Research shows that the mindset people have is crucial to their success: People with a fixed mindset are more likely to give up after setbacks and are less likely to work on and hone their skills. They think that if they fail, it must be a sign that they simply don’t have what it takes. That they don’t have it in them.
On the other hand, people with the growth mindset understand that there will be few (if not many) bumps on the road. However, they don’t see them as ways to bail. No, they view the setbacks as an opportunity to improve through hard work.
Offer small rewards: If you want a person to become committed to an attitude or to a specific behavior, the smaller the reward or punishment that will lead to momentary compliance, the greater will be the eventual change in attitude and therefore the more permanent the effect. Avoid large rewards and severe punishments. They are strong external justifications and encourage compliance but they prevent real attitude change and things do get worse over time.
Social Comparison: We compare ourselves with anyone around and this type of behavior is automatic. Even though comparing our current situation with someone who “made it” can feel devastating and quite disturbing, it can be something valuable. By making upward social comparison we can map a path and strive to reach the final destination, which in this sense will be becoming better.
Looking glass self: We often adopt the views our friends hold – this is called “looking glass self.” If you look around and really think about it, you’ll see that people who hang out together tend to see the world in the same way. Obviously, over time they form social bonds that grow stronger. This fact leads to two important takeaways: 1) Avoid people with self-destructive behavior at all costs. Otherwise, you’ll start acting the same way; 2) Adopt other people’s beliefs if you want to win their trust faster.
Find a pain you can handle: All our thoughts and actions are directed towards things that will help us do less work and have more fun. However, life is not always rainbows and butterflies. If you really want to succeed, you need to find a certain pain you’re willing to take. Think about pro athletes. Though they love running, swimming, whatever, they struggle daily to reach world-class results.
Getting a growth mindset: Growth mindset sounds so spiritual. It’s like talking to an online guru trying to sell you his course. Still, it’s what you need to stay in the game of life. A growth mindset can give you what social media can’t, purpose and drive. So, even in your worst moments, always try to shift your mind towards things that can help you stand up and keep going.
Commentary And My Personal Takeaway
Even though the book is full of insights, adopting a growth mindset is my main takeaway from Social Psychology. Each day is an opportunity for us to be better, do better. Small improvements every single day will lead to a better life in the long run.
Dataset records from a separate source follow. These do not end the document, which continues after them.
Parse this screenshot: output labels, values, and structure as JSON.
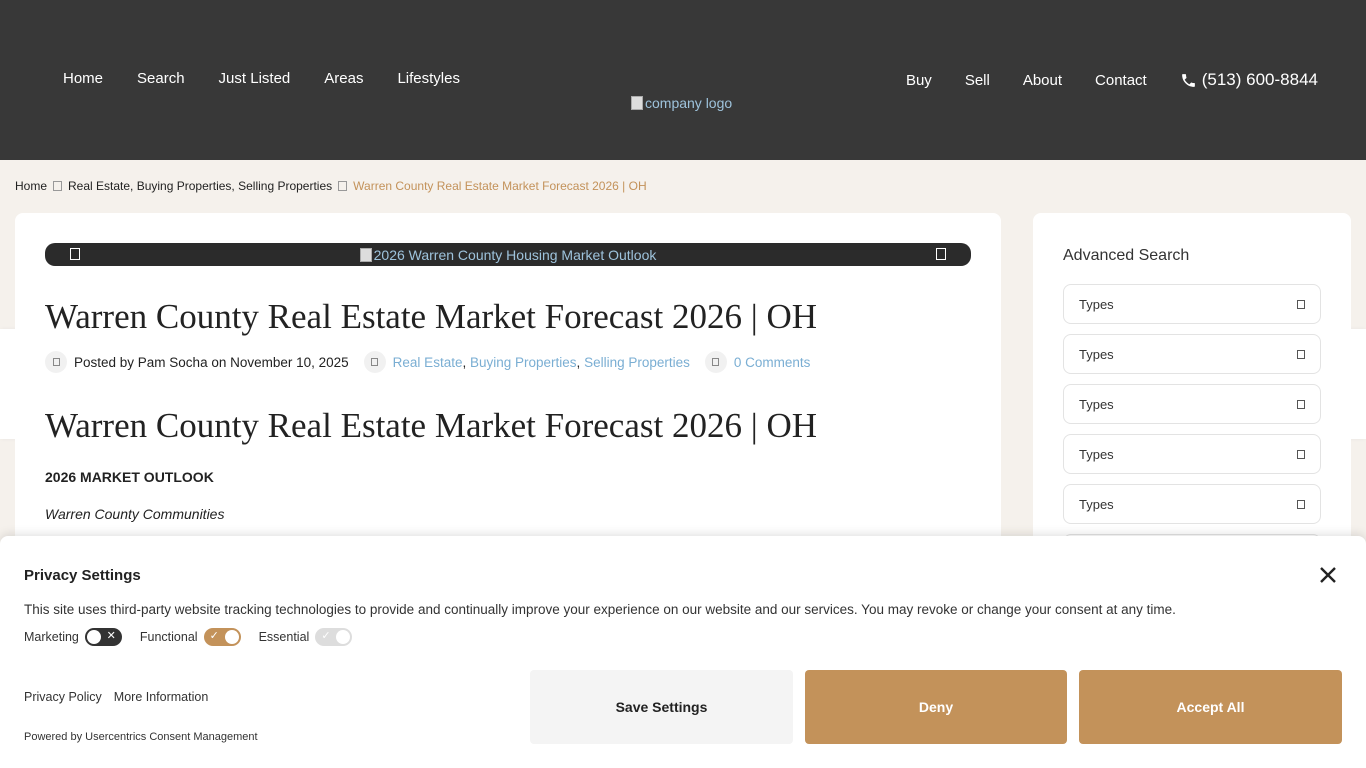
{
  "header": {
    "nav_left": [
      "Home",
      "Search",
      "Just Listed",
      "Areas",
      "Lifestyles"
    ],
    "nav_right": [
      "Buy",
      "Sell",
      "About",
      "Contact"
    ],
    "phone": "(513) 600-8844",
    "logo_alt": "company logo"
  },
  "breadcrumb": {
    "home": "Home",
    "categories": "Real Estate, Buying Properties, Selling Properties",
    "current": "Warren County Real Estate Market Forecast 2026 | OH"
  },
  "post": {
    "image_alt": "2026 Warren County Housing Market Outlook",
    "title": "Warren County Real Estate Market Forecast 2026 | OH",
    "posted_by": "Posted by Pam Socha on November 10, 2025",
    "categories": [
      "Real Estate",
      "Buying Properties",
      "Selling Properties"
    ],
    "comments": "0 Comments",
    "heading": "Warren County Real Estate Market Forecast 2026 | OH",
    "outlook": "2026 MARKET OUTLOOK",
    "communities": "Warren County Communities"
  },
  "sidebar": {
    "title": "Advanced Search",
    "selects": [
      "Types",
      "Types",
      "Types",
      "Types",
      "Types"
    ]
  },
  "consent": {
    "title": "Privacy Settings",
    "description": "This site uses third-party website tracking technologies to provide and continually improve your experience on our website and our services. You may revoke or change your consent at any time.",
    "toggles": {
      "marketing": "Marketing",
      "functional": "Functional",
      "essential": "Essential"
    },
    "privacy_policy": "Privacy Policy",
    "more_info": "More Information",
    "powered_by": "Powered by Usercentrics Consent Management",
    "save": "Save Settings",
    "deny": "Deny",
    "accept": "Accept All",
    "accent_color": "#c3925a"
  }
}
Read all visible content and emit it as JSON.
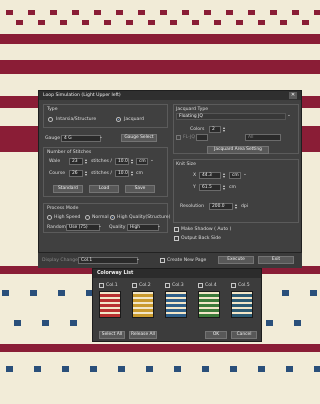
{
  "dialog": {
    "title": "Loop Simulation (Light Upper left)",
    "close_glyph": "✕"
  },
  "type_group": {
    "label": "Type",
    "options": [
      "Intarsia/Structure",
      "Jacquard"
    ],
    "selected": "Jacquard"
  },
  "gauge": {
    "label": "Gauge",
    "value": "4 G",
    "button": "Gauge Select"
  },
  "stitches": {
    "label": "Number of Stitches",
    "wale_label": "Wale",
    "wale_value": "23",
    "wale_unit": "stitches /",
    "wale_len": "10.0",
    "wale_len_unit": "cm",
    "course_label": "Course",
    "course_value": "26",
    "course_unit": "stitches /",
    "course_len": "10.0",
    "course_len_unit": "cm"
  },
  "action_buttons": [
    "Standard",
    "Load",
    "Save"
  ],
  "process": {
    "label": "Process Mode",
    "modes": [
      "High Speed",
      "Normal",
      "High Quality(Structure)"
    ],
    "selected": "High Quality(Structure)",
    "random_label": "Random",
    "random_value": "Use (75)",
    "quality_label": "Quality",
    "quality_value": "High"
  },
  "jacquard_type": {
    "label": "Jacquard Type",
    "value": "Floating JQ",
    "colors_label": "Colors",
    "colors_value": "2",
    "fl_label": "FL-JQ",
    "all_label": "All",
    "area_button": "Jacquard Area Setting"
  },
  "knit_size": {
    "label": "Knit Size",
    "x_label": "X",
    "x_value": "44.3",
    "x_unit": "cm",
    "y_label": "Y",
    "y_value": "61.5",
    "y_unit": "cm",
    "resolution_label": "Resolution",
    "resolution_value": "200.0",
    "resolution_unit": "dpi"
  },
  "options": {
    "make_shadow": "Make Shadow ( Auto )",
    "output_back": "Output Back Side",
    "create_new_page": "Create New Page"
  },
  "display_change": {
    "label": "Display Change",
    "value": "Col.1"
  },
  "footer_buttons": {
    "execute": "Execute",
    "exit": "Exit"
  },
  "colorway": {
    "title": "Colorway List",
    "items": [
      {
        "label": "Col.1",
        "color": "#b8302f"
      },
      {
        "label": "Col.2",
        "color": "#c99a2e"
      },
      {
        "label": "Col.3",
        "color": "#2f5f88"
      },
      {
        "label": "Col.4",
        "color": "#3c7a3a"
      },
      {
        "label": "Col.5",
        "color": "#2c5a72"
      }
    ],
    "select_all": "Select All",
    "release_all": "Release All",
    "ok": "OK",
    "cancel": "Cancel"
  },
  "colors": {
    "knit_red": "#8a1d36",
    "knit_cream": "#f1ebd7",
    "knit_blue": "#2a4f7a",
    "dialog_bg": "#404040",
    "accent": "#6aa9ff"
  }
}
Personally, I fell asleep a couple of times while I was reading the book. Don’t get me wrong though, it offers really valuable information and the authors of Social Psychology did a hell of a research. Simply, the facts, data, stats were too much through the whole book.
Nevertheless, this book is probably the best book on the market for understanding the people around. It’s an enjoyable, fascinating story, about human behavior and how to influence them.
The summary above explains the key essentials in the book and they might be enough for you. Still, you really want to dive deep in the subject I’ll suggest getting the manuscript.
People tend to take personal credit for their successes but to blame their failures on external events beyond their control.”
Self-justification, therefore, is not only about protecting high self-esteem; it’s also about protecting low self-esteem if that is how a person sees himself.”